Workers’ compensation and liability insurance carriers have the obligation to report two essential events if a claim involves a Medicare Beneficiary:
- Ongoing Responsibility for Medical (ORM)
- Settlement, judgment, award, or other payment
Medicare refers to a settlement, judgment award, or other payment as “Total Payment Obligation to Claimant (TPOC).”
These two events require the carrier/self-insured to tell Medicare about conditions associated with each event. The Commercial Repayment Center (CRC) is generally responsible for searching for payments associated with ORM. CRC sends its demand directly to carrier/self-insureds.
The Benefit Coordination and Recovery Center (BCRC) is generally responsible for searching of payments associated with TPOC. BCRC generally sends its collection directly to the claimant without notifying the carrier/self-insured.
When the carrier/self-insured reports ORM or TPOC to Medicare, there is specific information that is sent over to Medicare. This information is packaged up into a “claim input file.” Medicare’s Section 111 user guide identifies what and where information is needed for the claim input.
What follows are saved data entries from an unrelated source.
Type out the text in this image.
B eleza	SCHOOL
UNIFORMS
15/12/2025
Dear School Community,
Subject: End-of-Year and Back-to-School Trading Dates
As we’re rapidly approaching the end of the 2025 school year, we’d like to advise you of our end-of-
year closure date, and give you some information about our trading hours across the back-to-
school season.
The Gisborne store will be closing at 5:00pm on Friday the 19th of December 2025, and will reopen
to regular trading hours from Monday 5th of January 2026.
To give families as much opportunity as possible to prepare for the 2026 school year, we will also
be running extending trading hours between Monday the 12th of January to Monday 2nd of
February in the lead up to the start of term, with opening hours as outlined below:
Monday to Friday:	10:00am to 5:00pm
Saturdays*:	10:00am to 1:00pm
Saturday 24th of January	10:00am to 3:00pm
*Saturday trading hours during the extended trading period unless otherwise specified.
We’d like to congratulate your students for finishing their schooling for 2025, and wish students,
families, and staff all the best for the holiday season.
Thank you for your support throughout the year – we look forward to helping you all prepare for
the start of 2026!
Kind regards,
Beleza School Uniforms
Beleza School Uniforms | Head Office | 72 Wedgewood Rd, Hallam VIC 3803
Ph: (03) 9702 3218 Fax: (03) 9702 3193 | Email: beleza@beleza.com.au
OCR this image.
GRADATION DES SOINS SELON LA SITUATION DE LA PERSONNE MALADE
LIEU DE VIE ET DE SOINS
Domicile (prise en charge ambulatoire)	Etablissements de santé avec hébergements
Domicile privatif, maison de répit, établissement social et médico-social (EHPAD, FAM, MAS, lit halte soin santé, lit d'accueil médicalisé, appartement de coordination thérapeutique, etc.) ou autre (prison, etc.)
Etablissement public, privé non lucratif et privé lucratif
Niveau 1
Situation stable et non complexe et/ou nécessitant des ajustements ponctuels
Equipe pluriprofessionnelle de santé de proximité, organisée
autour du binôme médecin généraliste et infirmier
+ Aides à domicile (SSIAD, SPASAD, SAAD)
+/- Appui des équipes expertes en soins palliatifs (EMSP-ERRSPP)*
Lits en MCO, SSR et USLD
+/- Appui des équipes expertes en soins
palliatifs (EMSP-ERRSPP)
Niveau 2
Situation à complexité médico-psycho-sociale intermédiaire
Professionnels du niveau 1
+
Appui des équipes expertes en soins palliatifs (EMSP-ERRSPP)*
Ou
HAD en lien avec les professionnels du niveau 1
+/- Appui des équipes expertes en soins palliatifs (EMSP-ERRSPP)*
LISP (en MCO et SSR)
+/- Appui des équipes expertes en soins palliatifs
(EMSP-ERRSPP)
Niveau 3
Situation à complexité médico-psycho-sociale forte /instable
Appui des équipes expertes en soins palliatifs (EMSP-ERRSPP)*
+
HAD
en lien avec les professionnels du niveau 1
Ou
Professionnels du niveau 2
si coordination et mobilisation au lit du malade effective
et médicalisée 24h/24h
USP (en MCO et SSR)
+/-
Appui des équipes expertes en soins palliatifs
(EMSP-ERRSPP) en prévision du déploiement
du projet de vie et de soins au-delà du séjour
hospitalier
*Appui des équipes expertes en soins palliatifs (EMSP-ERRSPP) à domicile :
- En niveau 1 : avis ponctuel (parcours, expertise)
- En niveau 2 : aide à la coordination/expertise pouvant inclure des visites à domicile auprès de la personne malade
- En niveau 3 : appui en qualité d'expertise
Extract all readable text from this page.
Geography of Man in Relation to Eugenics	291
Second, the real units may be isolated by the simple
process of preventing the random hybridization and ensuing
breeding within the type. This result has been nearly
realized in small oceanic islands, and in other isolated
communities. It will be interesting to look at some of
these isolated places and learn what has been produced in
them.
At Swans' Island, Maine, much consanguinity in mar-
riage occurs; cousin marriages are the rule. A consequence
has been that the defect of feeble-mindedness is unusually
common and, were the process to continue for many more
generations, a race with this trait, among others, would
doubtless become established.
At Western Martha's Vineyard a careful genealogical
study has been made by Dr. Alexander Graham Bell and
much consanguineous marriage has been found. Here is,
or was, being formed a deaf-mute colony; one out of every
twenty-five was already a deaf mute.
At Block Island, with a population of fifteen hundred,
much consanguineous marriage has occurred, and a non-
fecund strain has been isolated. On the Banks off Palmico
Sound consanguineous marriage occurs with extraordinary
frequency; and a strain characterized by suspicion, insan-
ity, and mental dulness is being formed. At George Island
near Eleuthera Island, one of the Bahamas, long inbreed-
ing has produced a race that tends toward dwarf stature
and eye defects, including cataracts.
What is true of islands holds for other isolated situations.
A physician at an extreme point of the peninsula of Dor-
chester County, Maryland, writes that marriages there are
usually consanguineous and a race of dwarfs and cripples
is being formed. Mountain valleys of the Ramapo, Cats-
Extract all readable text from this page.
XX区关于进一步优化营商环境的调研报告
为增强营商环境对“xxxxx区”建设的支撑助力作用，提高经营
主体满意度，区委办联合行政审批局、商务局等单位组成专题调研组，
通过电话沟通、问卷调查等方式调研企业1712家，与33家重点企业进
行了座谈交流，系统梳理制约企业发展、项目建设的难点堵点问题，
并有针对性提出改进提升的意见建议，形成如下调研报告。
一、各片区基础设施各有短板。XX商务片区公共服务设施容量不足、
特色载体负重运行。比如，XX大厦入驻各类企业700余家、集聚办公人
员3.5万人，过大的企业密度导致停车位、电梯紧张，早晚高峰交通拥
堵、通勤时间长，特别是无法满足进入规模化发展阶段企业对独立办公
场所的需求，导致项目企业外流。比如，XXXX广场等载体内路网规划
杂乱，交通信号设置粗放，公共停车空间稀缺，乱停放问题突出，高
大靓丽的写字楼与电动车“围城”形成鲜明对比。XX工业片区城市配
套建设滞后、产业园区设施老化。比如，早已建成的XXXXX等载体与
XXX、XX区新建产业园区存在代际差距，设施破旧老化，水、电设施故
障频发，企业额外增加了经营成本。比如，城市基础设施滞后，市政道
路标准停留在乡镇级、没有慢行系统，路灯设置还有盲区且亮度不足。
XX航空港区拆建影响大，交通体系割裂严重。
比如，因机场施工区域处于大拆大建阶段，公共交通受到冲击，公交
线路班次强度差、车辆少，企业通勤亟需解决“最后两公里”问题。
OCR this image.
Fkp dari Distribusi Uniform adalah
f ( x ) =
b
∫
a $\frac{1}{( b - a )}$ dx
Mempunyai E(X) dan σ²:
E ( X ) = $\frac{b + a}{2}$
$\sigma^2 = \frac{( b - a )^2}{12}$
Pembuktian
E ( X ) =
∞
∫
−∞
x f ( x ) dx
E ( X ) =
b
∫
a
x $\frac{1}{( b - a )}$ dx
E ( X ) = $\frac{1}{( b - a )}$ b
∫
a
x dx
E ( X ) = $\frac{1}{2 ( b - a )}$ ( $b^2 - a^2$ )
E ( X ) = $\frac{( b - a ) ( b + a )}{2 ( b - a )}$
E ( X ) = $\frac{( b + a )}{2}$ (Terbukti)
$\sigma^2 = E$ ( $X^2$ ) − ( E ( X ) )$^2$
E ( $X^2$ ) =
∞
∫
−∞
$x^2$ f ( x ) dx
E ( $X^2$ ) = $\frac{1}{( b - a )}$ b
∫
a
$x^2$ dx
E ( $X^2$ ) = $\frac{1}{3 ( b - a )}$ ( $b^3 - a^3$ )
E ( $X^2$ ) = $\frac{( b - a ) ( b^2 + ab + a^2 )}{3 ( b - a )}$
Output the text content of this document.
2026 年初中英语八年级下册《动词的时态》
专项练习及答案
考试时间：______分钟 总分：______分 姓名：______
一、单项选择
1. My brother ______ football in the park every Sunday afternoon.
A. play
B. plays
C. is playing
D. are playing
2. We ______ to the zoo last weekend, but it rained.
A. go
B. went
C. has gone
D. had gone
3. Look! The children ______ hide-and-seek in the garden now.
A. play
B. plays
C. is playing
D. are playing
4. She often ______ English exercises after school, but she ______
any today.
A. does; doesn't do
For example: Field “2” of the claim input file must contain the carrier/self-insured Responsible Reporting Entity ID number and must be numeric data.
However, with Medicare holding the cards on their system and the information it will receive, there is a disconnect between Medicare’s requirements and the nuances associated with a workers’ compensation claim and/or liability claim. Here are a few scenarios not encompassed in Section 111:
- If conditions in ORM and TPOC are different, the claim input file has no place to separate this information. (i.e. settlement involves accepted shoulder, but denied hypertension)
- No place to identify unauthorized providers, utilization review or disputes associated with the claim
- No place to advise Medicare that carrier/self-insured has agreed to negotiate and reimburse TPOC search and collection
Medicare regularly advises these nuances can be handles through their administrative appeal process. However, among other reasons, the low quality of Medicare’s collection and timeliness of the process, create an unjust burden on carriers and self-insureds to correct Medicare’s mistakes. This can result in carrier/self-insureds waiting years for Medicare to finally come around and realize their collection is invalid.
Ideally, if Medicare can identify and accommodate these nuances at the front end, Medicare will spend more time accepting payments instead of handling appeals and referrals to U.S. Treasury. We are hopeful Medicare will evolve to perform its functions efficiently while capturing all charges payable under a workers’ compensation and liability claim. Until then, the burden rests in the stakeholder’s hands.